Ravaisson, [Footnote: Ravaisson (1813-1900) wrote De l’habitude, 1832; La metaphysique d’Aristote, 1837; and his Rapport sur la philosophie en France au xix siecle, 1867. See Bergson’s Memoir, 1904.] to whom Bergson is indebted for much inspiration, attended the lectures of Schelling at Munich in 1835. This French thinker, Ravaisson, has had an important influence on the general development of thought in France during the latter half of the last century, and much of his work foreshadows Bergson’s thought. He upheld a spiritual activity, manifesting itself most clearly in love and art, while he allowed to matter, to mathematics and logic only an imperfect reality. He extolled synthetic views of reality rather than analytic ones. We are prevented, he said, from realizing our true selves because of our slavery to habit. To the ultimate reality, or God, we can attain because of our kinship with that reality, and by an effort of loving sympathy enter into union with it by an intuition which lies beyond and above the power of intellectual searching. As Maine de Biran foretold the coming of a metaphysical Columbus, so Ravaisson, in his famous Rapport sur la philosophic en France au xix siecle, published in 1867, prophesied as follows: “Many signs permit us to foresee in the near future a philosophical epoch of which the general character will be the predominance of what may be called spiritualistic realism or positivism, having as generating principle the consciousness which the mind has of itself of an existence recognized as being the source and support of every other existence, being none other than its action.”
Lachelier, a disciple of Ravaisson, brought out—as has been already remarked [Footnote: Page 3.]—the significance of the operations of vital forces and of liberty. Guyau, whose brief life ended in 1888 and whose posthumous work La Genese de I’Idee de Temps was reviewed by Bergson two years after the publication of his own Time and Free Will, laid great stress on the intensification and expansion of life. Boutroux, in his work, has insisted upon the fact of contingency.

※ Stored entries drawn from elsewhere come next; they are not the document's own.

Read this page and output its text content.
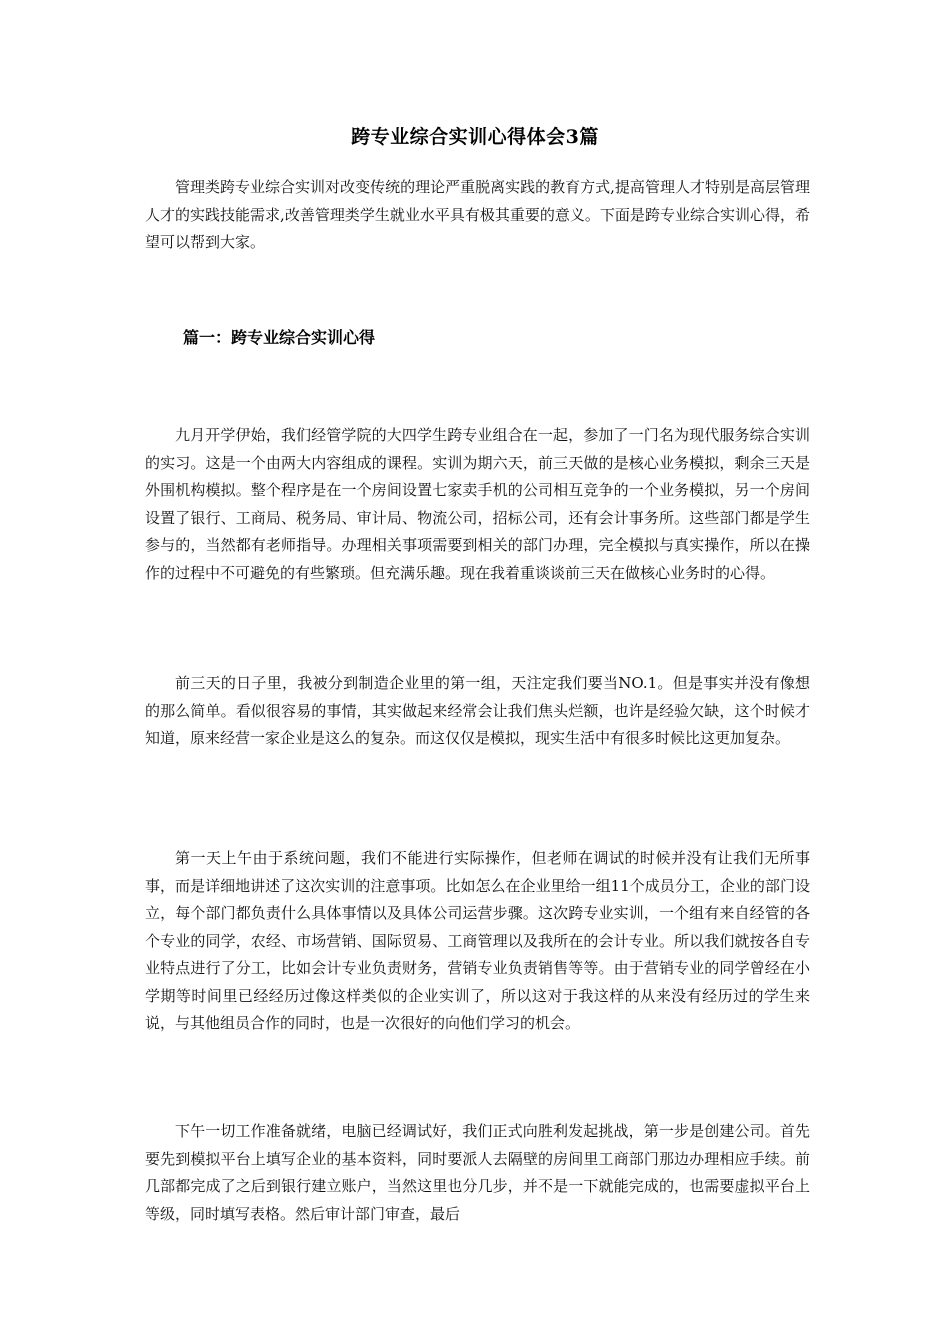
跨专业综合实训心得体会3篇

管理类跨专业综合实训对改变传统的理论严重脱离实践的教育方式,提高管理人才特别是高层管理人才的实践技能需求,改善管理类学生就业水平具有极其重要的意义。下面是跨专业综合实训心得，希望可以帮到大家。

篇一：跨专业综合实训心得

九月开学伊始，我们经管学院的大四学生跨专业组合在一起，参加了一门名为现代服务综合实训的实习。这是一个由两大内容组成的课程。实训为期六天，前三天做的是核心业务模拟，剩余三天是外围机构模拟。整个程序是在一个房间设置七家卖手机的公司相互竞争的一个业务模拟，另一个房间设置了银行、工商局、税务局、审计局、物流公司，招标公司，还有会计事务所。这些部门都是学生参与的，当然都有老师指导。办理相关事项需要到相关的部门办理，完全模拟与真实操作，所以在操作的过程中不可避免的有些繁琐。但充满乐趣。现在我着重谈谈前三天在做核心业务时的心得。

前三天的日子里，我被分到制造企业里的第一组，天注定我们要当NO.1。但是事实并没有像想的那么简单。看似很容易的事情，其实做起来经常会让我们焦头烂额，也许是经验欠缺，这个时候才知道，原来经营一家企业是这么的复杂。而这仅仅是模拟，现实生活中有很多时候比这更加复杂。

第一天上午由于系统问题，我们不能进行实际操作，但老师在调试的时候并没有让我们无所事事，而是详细地讲述了这次实训的注意事项。比如怎么在企业里给一组11个成员分工，企业的部门设立，每个部门都负责什么具体事情以及具体公司运营步骤。这次跨专业实训，一个组有来自经管的各个专业的同学，农经、市场营销、国际贸易、工商管理以及我所在的会计专业。所以我们就按各自专业特点进行了分工，比如会计专业负责财务，营销专业负责销售等等。由于营销专业的同学曾经在小学期等时间里已经经历过像这样类似的企业实训了，所以这对于我这样的从来没有经历过的学生来说，与其他组员合作的同时，也是一次很好的向他们学习的机会。

下午一切工作准备就绪，电脑已经调试好，我们正式向胜利发起挑战，第一步是创建公司。首先要先到模拟平台上填写企业的基本资料，同时要派人去隔壁的房间里工商部门那边办理相应手续。前几部都完成了之后到银行建立账户，当然这里也分几步，并不是一下就能完成的，也需要虚拟平台上等级，同时填写表格。然后审计部门审查，最后
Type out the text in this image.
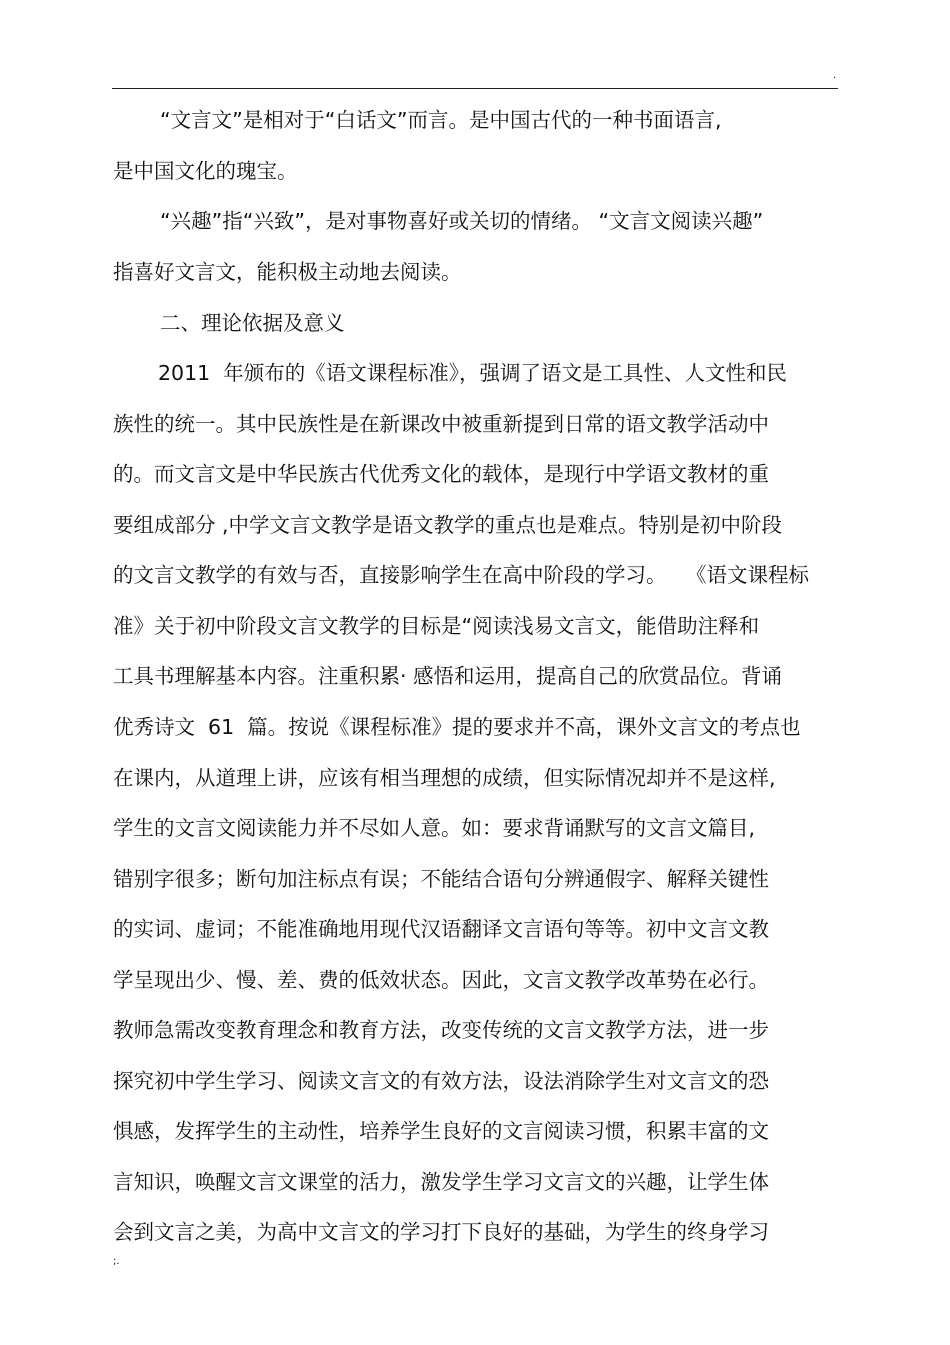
.
“文言文”是相对于“白话文”而言。是中国古代的一种书面语言,
是中国文化的瑰宝。
“兴趣”指“兴致”，是对事物喜好或关切的情绪。 “文言文阅读兴趣”
指喜好文言文，能积极主动地去阅读。
二、理论依据及意义
2011  年颁布的《语文课程标准》，强调了语文是工具性、人文性和民
族性的统一。其中民族性是在新课改中被重新提到日常的语文教学活动中
的。而文言文是中华民族古代优秀文化的载体，是现行中学语文教材的重
要组成部分 ,中学文言文教学是语文教学的重点也是难点。特别是初中阶段
的文言文教学的有效与否，直接影响学生在高中阶段的学习。   《语文课程标
准》关于初中阶段文言文教学的目标是“阅读浅易文言文，能借助注释和
工具书理解基本内容。注重积累· 感悟和运用，提高自己的欣赏品位。背诵
优秀诗文  61  篇。按说《课程标准》提的要求并不高，课外文言文的考点也
在课内，从道理上讲，应该有相当理想的成绩，但实际情况却并不是这样,
学生的文言文阅读能力并不尽如人意。如：要求背诵默写的文言文篇目,
错别字很多；断句加注标点有误；不能结合语句分辨通假字、解释关键性
的实词、虚词；不能准确地用现代汉语翻译文言语句等等。初中文言文教
学呈现出少、慢、差、费的低效状态。因此，文言文教学改革势在必行。
教师急需改变教育理念和教育方法，改变传统的文言文教学方法，进一步
探究初中学生学习、阅读文言文的有效方法，设法消除学生对文言文的恐
惧感，发挥学生的主动性，培养学生良好的文言阅读习惯，积累丰富的文
言知识，唤醒文言文课堂的活力，激发学生学习文言文的兴趣，让学生体
会到文言之美，为高中文言文的学习打下良好的基础，为学生的终身学习
;.
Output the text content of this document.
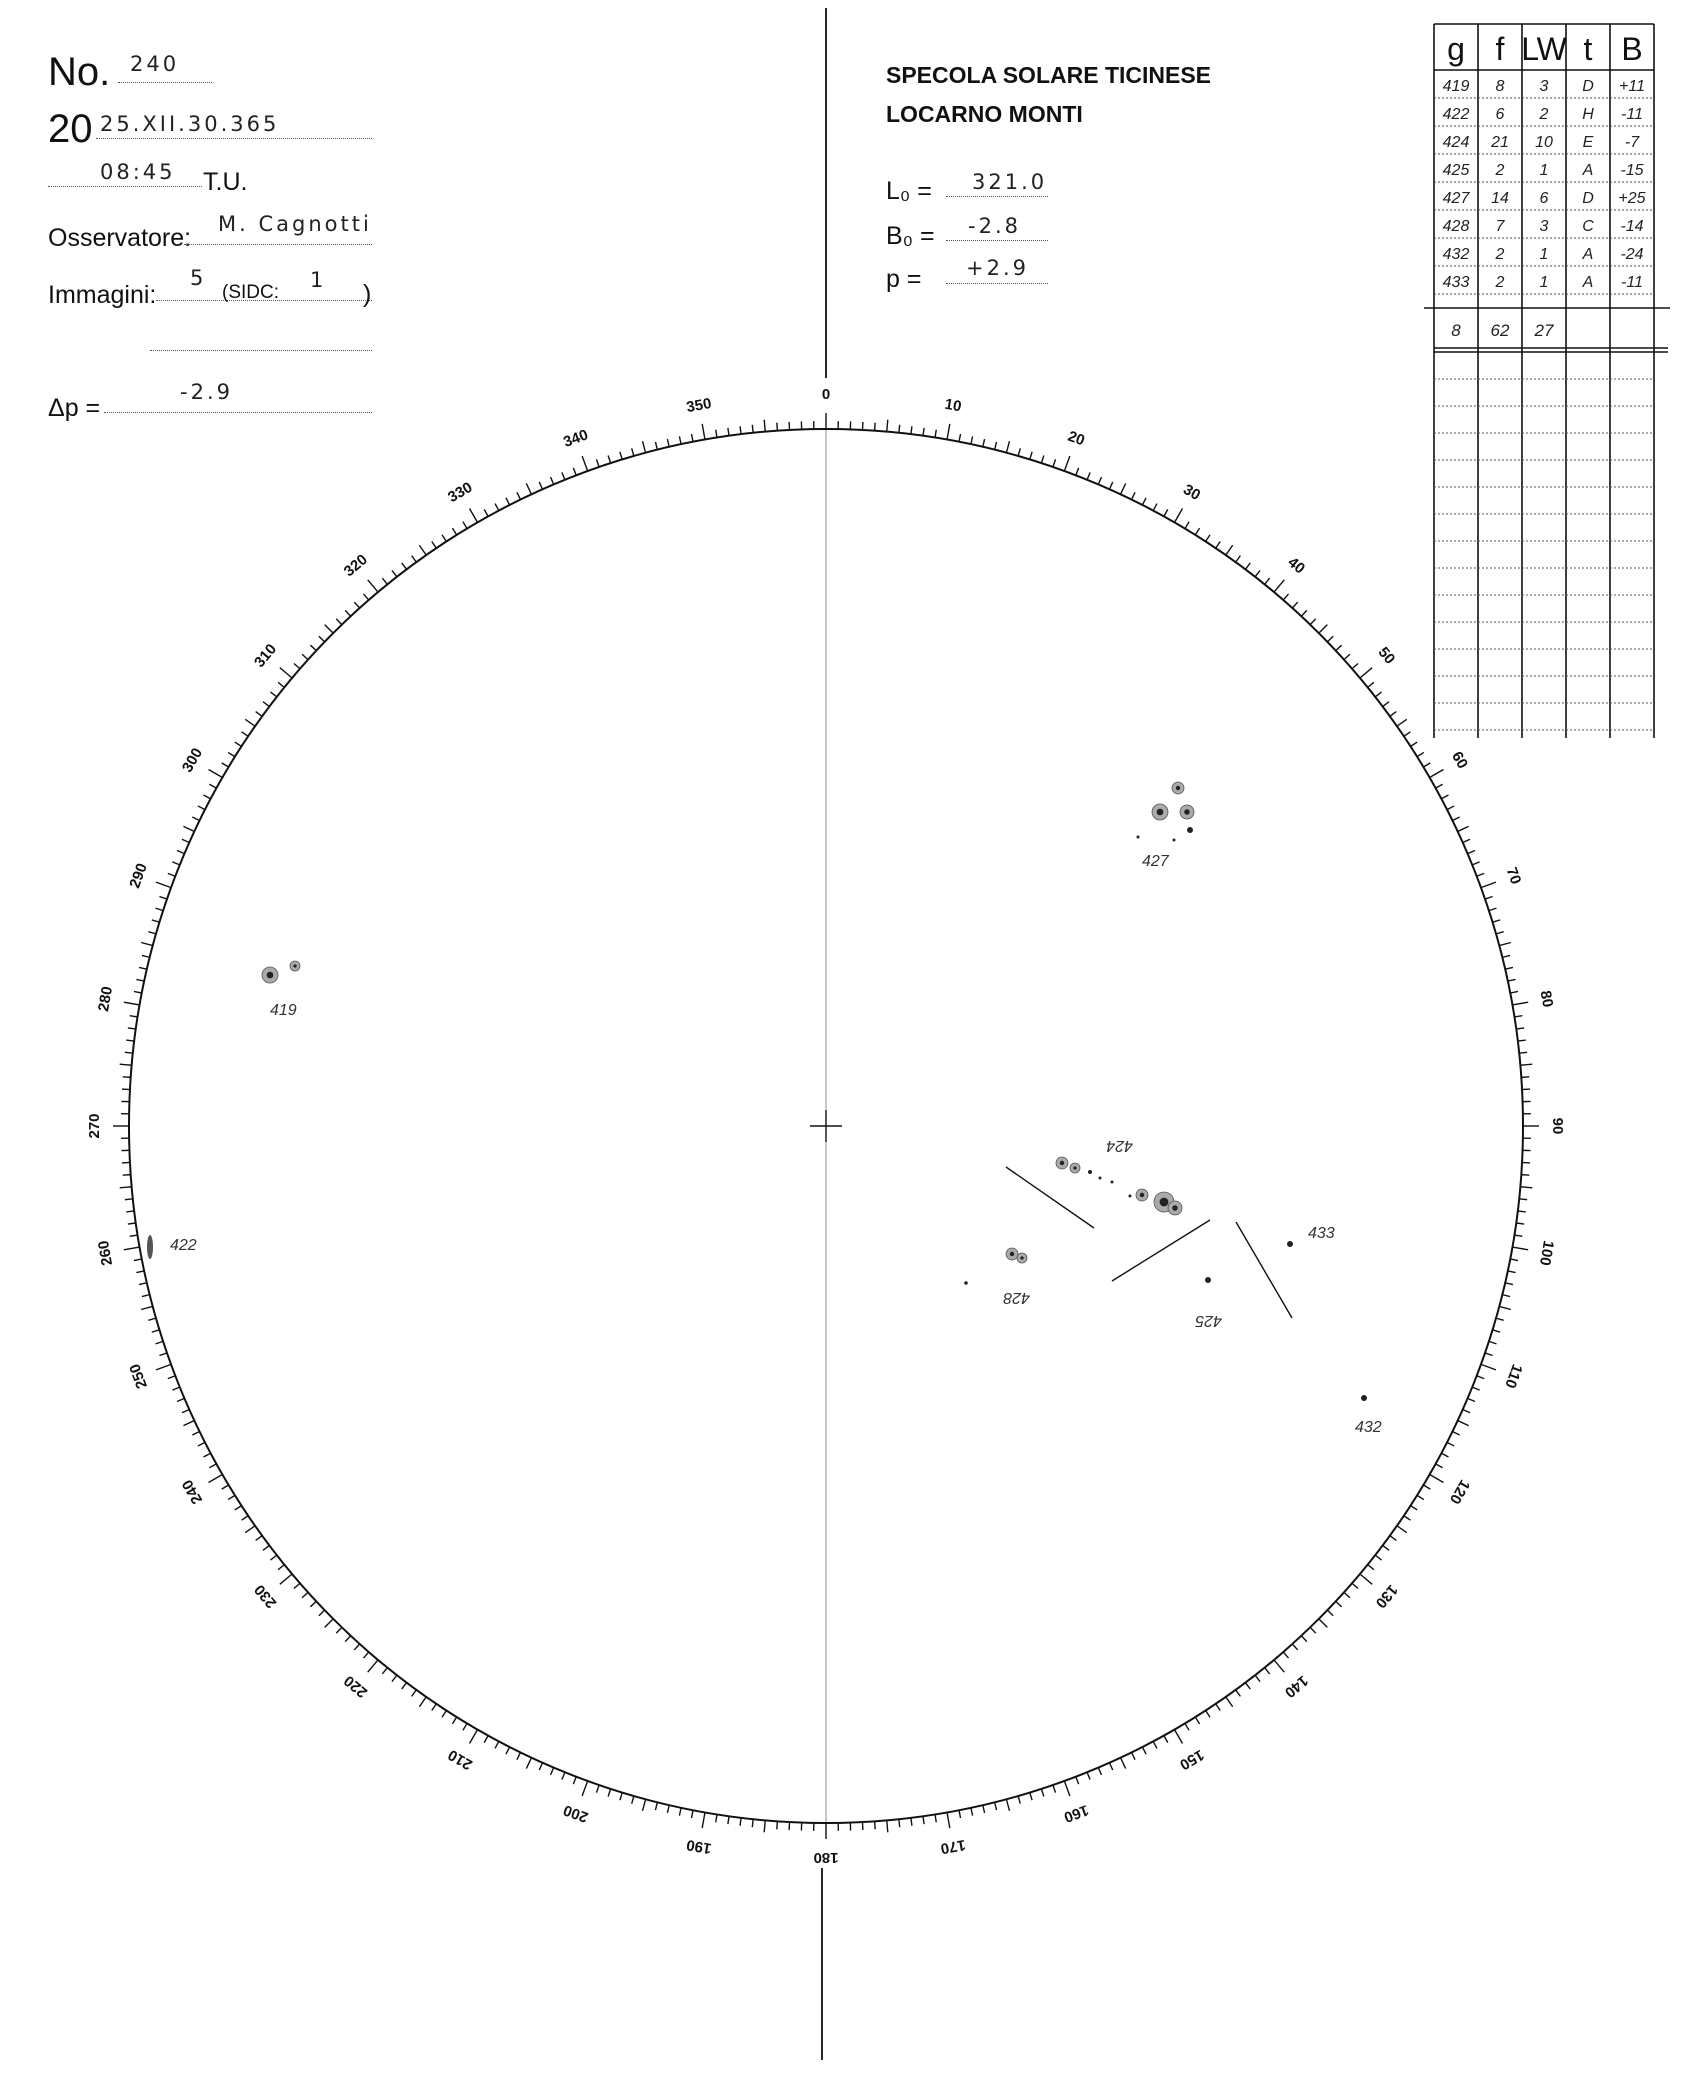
No. 240
20 25.XII.30.365
08:45 T.U.
Osservatore: M. Cagnotti
Immagini:
5
(SIDC:
1 )
Δp =
-2.9
SPECOLA SOLARE TICINESE
LOCARNO MONTI
L₀ = 321.0
B₀ = -2.8
p = +2.9
g f LW t B
419 8 3 D +11
422 6 2 H -11
424 21 10 E -7
425 2 1 A -15
427 14 6 D +25
428 7 3 C -14
432 2 1 A -24
433 2 1 A -11
8 62 27
0
10
20
30
40
50
60
70
80
90
100
110
120
130
140
150
160
170
180
190
200
210
220
230
240
250
260
270
280
290
300
310
320
330
340
350
419
422
427
424
428
425
433
432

These forecasts of Bergson’s thought made by men to whom he owes much and for whom he personally has the greatest admiration are interesting, but we are not yet able to look upon his work through the medium of historical perspective. We can however see it as the culmination of various tendencies in modern French philosophy; first, the effort to bring philosophy into the open air of human nature, into immediate contact with life and with problems vital to humanity; secondly, the upholding of contingency in all things, thus ensuring human freedom; thirdly, a disparagement of purely intellectual constructions as true interpretations of human life and all existence, coupled with an insistence on an insight that transcends logical formulation.